Portales-Rodriguez said not all awards are the same each year, nor are they all given out each year.
But this year was an award-heavy one, a gala bedazzled with signature art pieces, sound and special effects.
Rudy Grimaldo Jr., owner of RDM Audio, made the ambiance possible, said Portales-Rodriguez.
Two people received Presidential Excellence Awards, which were awarded for outstanding accomplishments or significant roles in the community.
Linda Asberry, principal of R.C. Neal Elementary School in Bryan, received the award for her efforts to improve the lives of children in Brazos County. The Texas Education Agency gave the elementary school "recognized" and "exemplary" designations under her leadership.
Pursing a graduate degree in education at Texas A&M University, Jose Zelaya also received the Presidential Excellence Award. Born into poverty in Honduras and later separated from his parents by Hurricane Mitch, Zelaya was targeted by Honduran criminals, shot in both arms, and traveled alone to eventually be reunited with his mother.

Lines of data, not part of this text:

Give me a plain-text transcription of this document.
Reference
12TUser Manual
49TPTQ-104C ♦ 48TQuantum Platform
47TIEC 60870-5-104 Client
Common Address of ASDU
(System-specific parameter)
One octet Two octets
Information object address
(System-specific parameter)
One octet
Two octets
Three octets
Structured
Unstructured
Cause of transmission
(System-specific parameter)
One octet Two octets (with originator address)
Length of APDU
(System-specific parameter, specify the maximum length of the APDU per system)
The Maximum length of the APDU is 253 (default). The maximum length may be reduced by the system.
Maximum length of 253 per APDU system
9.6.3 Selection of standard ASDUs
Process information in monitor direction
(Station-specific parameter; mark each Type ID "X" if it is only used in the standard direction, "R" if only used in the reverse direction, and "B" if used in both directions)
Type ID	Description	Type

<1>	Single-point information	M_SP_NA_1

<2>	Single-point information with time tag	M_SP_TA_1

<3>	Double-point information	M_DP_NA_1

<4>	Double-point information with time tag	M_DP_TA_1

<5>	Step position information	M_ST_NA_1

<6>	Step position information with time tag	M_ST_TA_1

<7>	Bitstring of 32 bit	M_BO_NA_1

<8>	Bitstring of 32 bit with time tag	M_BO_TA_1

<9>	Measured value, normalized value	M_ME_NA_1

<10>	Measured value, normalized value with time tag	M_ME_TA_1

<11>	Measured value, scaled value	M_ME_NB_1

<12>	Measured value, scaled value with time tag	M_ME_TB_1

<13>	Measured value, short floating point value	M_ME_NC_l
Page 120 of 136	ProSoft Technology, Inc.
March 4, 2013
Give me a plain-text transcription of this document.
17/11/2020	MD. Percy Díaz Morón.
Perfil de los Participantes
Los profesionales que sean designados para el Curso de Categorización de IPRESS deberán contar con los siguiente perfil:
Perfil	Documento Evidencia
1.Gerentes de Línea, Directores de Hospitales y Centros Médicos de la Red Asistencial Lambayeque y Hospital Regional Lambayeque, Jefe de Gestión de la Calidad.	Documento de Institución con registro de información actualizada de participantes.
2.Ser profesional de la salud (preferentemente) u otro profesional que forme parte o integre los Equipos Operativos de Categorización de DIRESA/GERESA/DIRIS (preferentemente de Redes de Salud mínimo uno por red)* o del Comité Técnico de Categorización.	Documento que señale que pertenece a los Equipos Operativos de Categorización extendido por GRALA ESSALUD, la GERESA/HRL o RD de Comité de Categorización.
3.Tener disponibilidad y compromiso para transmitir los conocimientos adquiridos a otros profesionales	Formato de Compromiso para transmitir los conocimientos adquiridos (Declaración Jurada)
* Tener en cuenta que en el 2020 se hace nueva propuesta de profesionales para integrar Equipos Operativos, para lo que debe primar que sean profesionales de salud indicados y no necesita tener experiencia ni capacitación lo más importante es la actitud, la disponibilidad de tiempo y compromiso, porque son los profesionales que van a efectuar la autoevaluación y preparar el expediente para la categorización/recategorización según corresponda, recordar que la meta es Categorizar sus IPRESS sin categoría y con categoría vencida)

Zelaya recently ran for student body president at Texas A&M, becoming the first undocumented student to run in the public election process.
As Student of the Year, Robert Tarin-Carlos received a $10,000 scholarship toward pursuing a biomedical science degree at A&M. Tarin-Carlos was inducted into the National Honor Society with a 4.1 GPA at Bryan High School and has completed more than 400 hours of volunteer work for the Boys and Girls Club.
The influx of worthy candidates resulted in hefty scholarships this year, with $5,000 going to Maria Salazar, also a National Honor Society member from Bryan High School. Salazar plans on pursuing a criminal justice degree at Sam Houston State University.
Of the 52 recipients, 72 percent held GPAs of 3.5 or better, Portales-Rodriguez said.
Cesia Sanchez was one of those students, with a 3.9 GPA at A&M Consolidated High School.
Sanchez received a $3,000 scholarship toward her pursuit of double-majoring in international business and religious studies at UCLA. Sanchez was a member of the Business Professionals of America Club in high school.
"The important thing was for us to ensure that we put an emphasis on bridging the education gap and getting local kids connected," Portales-Rodriguez said.
Other scholarships ranged from $800 to $1,500, and A&M's Scholarships and Financial Aid office surprised six incoming freshman attendees with $1,000 scholarships via a raffle.
Geneva and David Garcia of Brazos Valley Home Health Services funded an additional $4,000 scholarship as a surprise.